One of the most important and incredible eras the horror genre had to offer was during Universal’s cycle of iconic monster movies. The franchise has been popular enough that Universal has continually tried to reboot it over the last few years to a variety of disappointing results – culminating with The Mummy which seemed to have put the final nail in the coffin for Universal’s proposed “Dark Universe”. Now, just ahead of the release of The Invisible Man (which isn’t connected to the Dark Universe), Universal Chairwoman Donna Langley has gone on record to explain how the Dark Universe was a “failed” experiment.

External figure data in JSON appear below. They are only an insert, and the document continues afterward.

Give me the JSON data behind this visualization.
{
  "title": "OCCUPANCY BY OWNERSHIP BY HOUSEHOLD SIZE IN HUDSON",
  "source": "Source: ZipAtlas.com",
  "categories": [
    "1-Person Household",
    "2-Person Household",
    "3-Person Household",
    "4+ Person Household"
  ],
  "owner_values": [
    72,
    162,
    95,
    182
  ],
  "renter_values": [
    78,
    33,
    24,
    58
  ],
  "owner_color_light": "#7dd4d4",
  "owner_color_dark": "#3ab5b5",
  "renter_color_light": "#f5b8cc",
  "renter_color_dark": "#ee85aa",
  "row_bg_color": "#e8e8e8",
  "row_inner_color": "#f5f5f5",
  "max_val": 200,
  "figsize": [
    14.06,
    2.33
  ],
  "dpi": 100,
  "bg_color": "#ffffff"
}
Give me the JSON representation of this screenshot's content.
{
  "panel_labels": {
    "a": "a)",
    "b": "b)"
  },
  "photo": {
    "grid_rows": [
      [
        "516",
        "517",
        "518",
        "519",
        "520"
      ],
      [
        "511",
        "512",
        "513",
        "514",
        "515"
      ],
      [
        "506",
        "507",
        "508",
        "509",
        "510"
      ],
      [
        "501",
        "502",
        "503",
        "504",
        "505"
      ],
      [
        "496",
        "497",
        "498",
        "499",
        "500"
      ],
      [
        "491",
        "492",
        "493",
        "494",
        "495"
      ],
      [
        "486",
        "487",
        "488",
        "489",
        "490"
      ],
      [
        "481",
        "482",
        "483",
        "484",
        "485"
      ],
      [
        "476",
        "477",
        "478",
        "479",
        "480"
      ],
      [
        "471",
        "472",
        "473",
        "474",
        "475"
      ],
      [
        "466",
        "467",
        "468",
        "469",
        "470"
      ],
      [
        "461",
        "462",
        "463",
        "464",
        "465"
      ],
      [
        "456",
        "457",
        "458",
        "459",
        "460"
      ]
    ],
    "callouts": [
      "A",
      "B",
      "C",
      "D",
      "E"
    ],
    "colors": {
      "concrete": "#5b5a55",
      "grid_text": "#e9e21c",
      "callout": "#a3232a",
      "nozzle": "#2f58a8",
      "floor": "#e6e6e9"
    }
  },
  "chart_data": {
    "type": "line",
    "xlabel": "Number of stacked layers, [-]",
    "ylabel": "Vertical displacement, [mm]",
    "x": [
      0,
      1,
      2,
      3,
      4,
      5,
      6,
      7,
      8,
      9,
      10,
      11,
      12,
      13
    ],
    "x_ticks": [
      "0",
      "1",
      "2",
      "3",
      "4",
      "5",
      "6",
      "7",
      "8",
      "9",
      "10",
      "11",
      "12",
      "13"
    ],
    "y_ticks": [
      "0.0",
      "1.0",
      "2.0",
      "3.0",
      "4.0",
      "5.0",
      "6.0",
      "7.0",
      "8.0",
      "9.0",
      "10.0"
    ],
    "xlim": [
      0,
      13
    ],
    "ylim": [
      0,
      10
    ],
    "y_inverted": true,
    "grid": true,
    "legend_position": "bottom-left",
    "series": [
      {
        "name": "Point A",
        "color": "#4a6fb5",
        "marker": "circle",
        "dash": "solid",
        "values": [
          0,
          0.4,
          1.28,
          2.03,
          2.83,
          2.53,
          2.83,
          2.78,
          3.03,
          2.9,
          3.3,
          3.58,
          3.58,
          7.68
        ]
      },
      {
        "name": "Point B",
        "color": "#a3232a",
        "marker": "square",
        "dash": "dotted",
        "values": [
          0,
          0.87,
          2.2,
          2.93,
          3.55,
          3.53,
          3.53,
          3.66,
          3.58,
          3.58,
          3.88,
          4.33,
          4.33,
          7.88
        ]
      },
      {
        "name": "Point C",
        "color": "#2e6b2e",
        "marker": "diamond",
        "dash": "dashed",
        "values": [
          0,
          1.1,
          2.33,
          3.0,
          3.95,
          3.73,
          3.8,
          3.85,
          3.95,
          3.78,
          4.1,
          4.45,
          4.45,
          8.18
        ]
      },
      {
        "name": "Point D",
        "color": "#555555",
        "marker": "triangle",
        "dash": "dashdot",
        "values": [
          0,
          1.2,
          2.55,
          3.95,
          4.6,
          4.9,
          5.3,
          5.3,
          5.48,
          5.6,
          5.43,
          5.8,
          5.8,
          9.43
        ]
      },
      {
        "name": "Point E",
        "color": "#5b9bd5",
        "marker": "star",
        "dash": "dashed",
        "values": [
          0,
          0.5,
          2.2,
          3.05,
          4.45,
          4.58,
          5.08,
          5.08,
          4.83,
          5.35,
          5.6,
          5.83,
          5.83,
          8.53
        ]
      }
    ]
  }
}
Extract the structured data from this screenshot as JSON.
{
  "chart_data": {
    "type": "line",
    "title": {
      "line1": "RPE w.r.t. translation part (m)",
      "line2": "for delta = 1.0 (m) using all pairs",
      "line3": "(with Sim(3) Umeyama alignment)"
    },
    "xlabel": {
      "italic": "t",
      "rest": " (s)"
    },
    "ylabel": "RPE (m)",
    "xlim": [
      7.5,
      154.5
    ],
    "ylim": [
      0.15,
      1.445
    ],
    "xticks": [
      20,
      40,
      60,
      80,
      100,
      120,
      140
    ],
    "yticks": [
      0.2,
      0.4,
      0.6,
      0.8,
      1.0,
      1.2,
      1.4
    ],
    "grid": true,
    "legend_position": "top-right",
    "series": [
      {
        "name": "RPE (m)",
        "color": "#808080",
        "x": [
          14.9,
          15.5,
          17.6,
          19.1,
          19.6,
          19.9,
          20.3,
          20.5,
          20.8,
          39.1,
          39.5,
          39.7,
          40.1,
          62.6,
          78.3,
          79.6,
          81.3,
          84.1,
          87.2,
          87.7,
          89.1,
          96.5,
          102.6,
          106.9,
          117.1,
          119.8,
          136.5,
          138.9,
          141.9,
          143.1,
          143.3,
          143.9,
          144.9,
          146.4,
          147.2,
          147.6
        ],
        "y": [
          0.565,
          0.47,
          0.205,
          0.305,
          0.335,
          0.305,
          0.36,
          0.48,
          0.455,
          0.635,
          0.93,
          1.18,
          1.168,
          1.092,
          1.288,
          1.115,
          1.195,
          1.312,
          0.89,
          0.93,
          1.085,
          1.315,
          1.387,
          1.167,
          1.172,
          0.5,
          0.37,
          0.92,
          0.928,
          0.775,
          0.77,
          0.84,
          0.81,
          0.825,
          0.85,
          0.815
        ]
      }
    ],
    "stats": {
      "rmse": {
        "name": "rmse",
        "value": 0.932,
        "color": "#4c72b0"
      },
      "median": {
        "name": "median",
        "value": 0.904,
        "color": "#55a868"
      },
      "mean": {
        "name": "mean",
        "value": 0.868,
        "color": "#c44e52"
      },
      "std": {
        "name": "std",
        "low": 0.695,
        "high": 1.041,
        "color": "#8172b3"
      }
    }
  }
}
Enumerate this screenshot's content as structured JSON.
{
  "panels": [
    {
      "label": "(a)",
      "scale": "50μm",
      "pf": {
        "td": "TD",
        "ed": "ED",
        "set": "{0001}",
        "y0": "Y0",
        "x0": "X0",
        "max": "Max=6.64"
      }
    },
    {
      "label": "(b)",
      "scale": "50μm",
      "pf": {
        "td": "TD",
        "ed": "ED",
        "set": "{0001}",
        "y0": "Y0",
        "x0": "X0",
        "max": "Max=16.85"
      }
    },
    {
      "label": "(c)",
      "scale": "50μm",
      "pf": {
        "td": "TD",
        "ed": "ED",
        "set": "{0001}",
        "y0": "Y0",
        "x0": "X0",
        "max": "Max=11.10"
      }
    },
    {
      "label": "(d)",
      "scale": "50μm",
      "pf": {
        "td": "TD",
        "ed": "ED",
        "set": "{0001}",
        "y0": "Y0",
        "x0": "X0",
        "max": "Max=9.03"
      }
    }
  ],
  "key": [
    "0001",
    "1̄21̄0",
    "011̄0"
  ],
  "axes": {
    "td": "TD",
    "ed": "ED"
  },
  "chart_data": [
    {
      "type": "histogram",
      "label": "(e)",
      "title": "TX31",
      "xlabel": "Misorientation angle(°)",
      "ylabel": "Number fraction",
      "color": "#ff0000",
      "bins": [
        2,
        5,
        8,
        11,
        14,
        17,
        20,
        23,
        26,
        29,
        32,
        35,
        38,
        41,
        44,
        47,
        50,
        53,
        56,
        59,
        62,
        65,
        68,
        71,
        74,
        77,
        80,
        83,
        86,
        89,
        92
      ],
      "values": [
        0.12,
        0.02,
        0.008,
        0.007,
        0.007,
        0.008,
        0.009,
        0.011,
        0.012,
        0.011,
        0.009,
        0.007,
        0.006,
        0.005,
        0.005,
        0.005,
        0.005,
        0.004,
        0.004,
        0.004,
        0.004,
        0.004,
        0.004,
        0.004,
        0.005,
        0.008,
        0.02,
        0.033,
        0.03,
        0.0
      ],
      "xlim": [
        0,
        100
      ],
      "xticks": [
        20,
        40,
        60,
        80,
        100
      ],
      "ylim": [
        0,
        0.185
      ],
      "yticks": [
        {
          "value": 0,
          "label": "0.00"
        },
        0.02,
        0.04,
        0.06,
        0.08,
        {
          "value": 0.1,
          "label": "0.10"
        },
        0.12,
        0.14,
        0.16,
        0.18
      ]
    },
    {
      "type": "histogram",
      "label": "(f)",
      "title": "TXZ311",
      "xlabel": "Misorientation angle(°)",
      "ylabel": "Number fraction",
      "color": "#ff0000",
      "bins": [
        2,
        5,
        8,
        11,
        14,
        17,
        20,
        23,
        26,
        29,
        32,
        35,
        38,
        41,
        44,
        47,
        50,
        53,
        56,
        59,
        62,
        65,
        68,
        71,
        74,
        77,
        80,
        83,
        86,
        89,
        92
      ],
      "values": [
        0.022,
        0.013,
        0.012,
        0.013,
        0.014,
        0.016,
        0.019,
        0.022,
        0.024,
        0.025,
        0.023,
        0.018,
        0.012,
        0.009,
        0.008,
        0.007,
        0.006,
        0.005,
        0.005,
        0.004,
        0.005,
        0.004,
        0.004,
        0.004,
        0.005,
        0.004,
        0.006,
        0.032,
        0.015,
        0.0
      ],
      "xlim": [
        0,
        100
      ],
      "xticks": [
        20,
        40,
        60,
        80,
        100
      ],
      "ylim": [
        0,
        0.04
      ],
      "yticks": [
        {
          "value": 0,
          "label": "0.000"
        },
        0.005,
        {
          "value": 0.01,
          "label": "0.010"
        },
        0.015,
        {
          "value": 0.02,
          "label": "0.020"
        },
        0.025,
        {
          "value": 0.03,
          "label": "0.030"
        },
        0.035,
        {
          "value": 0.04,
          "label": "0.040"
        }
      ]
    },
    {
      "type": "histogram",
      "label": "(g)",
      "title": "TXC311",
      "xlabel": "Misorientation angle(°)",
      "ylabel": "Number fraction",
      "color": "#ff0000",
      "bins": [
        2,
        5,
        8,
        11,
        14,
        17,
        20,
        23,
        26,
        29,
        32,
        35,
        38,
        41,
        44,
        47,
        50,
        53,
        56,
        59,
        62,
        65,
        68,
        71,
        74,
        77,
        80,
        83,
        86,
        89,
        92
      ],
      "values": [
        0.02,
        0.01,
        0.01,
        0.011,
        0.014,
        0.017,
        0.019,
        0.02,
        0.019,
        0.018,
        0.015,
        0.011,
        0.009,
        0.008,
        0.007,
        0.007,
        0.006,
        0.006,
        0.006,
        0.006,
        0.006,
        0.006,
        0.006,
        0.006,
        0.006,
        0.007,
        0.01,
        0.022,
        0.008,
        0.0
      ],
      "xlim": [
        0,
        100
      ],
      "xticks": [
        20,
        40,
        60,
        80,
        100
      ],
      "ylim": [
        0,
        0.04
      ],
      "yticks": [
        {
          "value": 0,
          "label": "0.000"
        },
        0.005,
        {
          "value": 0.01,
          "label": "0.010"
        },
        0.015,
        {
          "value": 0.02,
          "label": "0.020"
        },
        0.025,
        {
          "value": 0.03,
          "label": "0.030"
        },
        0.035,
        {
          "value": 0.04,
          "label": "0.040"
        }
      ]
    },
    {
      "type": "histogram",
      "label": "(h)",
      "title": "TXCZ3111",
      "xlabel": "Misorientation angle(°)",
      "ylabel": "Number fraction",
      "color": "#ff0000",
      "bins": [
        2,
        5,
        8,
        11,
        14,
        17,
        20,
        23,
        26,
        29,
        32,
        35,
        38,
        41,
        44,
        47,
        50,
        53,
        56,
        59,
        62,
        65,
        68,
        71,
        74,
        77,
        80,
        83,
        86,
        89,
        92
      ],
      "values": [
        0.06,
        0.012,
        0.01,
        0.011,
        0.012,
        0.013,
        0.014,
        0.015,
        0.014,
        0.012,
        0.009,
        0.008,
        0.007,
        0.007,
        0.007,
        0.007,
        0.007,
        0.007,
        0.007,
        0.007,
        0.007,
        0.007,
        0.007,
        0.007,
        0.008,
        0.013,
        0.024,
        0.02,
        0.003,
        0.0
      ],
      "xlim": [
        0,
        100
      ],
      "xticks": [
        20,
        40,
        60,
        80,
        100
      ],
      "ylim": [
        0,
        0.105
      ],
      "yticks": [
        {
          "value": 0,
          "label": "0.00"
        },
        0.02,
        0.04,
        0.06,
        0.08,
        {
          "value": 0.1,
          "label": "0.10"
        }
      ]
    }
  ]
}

Here’s what Langley had to say specifically during a Close Up with the Hollywood Reporter roundtable discussion:
“We had an attempt at interlocking our monsters and it was a failed attempt. What we realized is that these characters are indelible for a reason, but there’s no urgency behind them and certainly the world was not asking for a shared universe of classic monsters. But we have gone back and created an approach that’s filmmaker-first, any budget range.”
It’s no doubt pretty clear that the Dark Universe did not at all go as planned and, as Langley stated, “failed”. While The Mummy was intended to be the beginning of a vast blockbuster franchise of reimagined movie monsters from the Universal catalogue, it ended up being something of a poor reminder that some formulas just aren’t meant to be changed.
Of course, that doesn’t mean the Universal monsters are gone for good. As stated above, The Invisible Man is on the way, just not with any connections to other monster movies. While it remains to be seen whether or not that movie actually does live up to what audiences want from the Universal monsters, it still seems there are other projects in development as well. We have The Invisible Woman, Paul Feig’s own “Dark Army”, and several other types of monster movies.
Personally, I don’t think there’s anything wrong with building a shared universe with Universal’s monsters. I just think they need to be taken from a more grounded perspective instead of shoehorning in as much spectacle and superhero-inspired sequences as the studios possibly can. Hopefully they’ll find a balance with this next batch of monster movie attempts, otherwise Universal will likely have to go back to square one.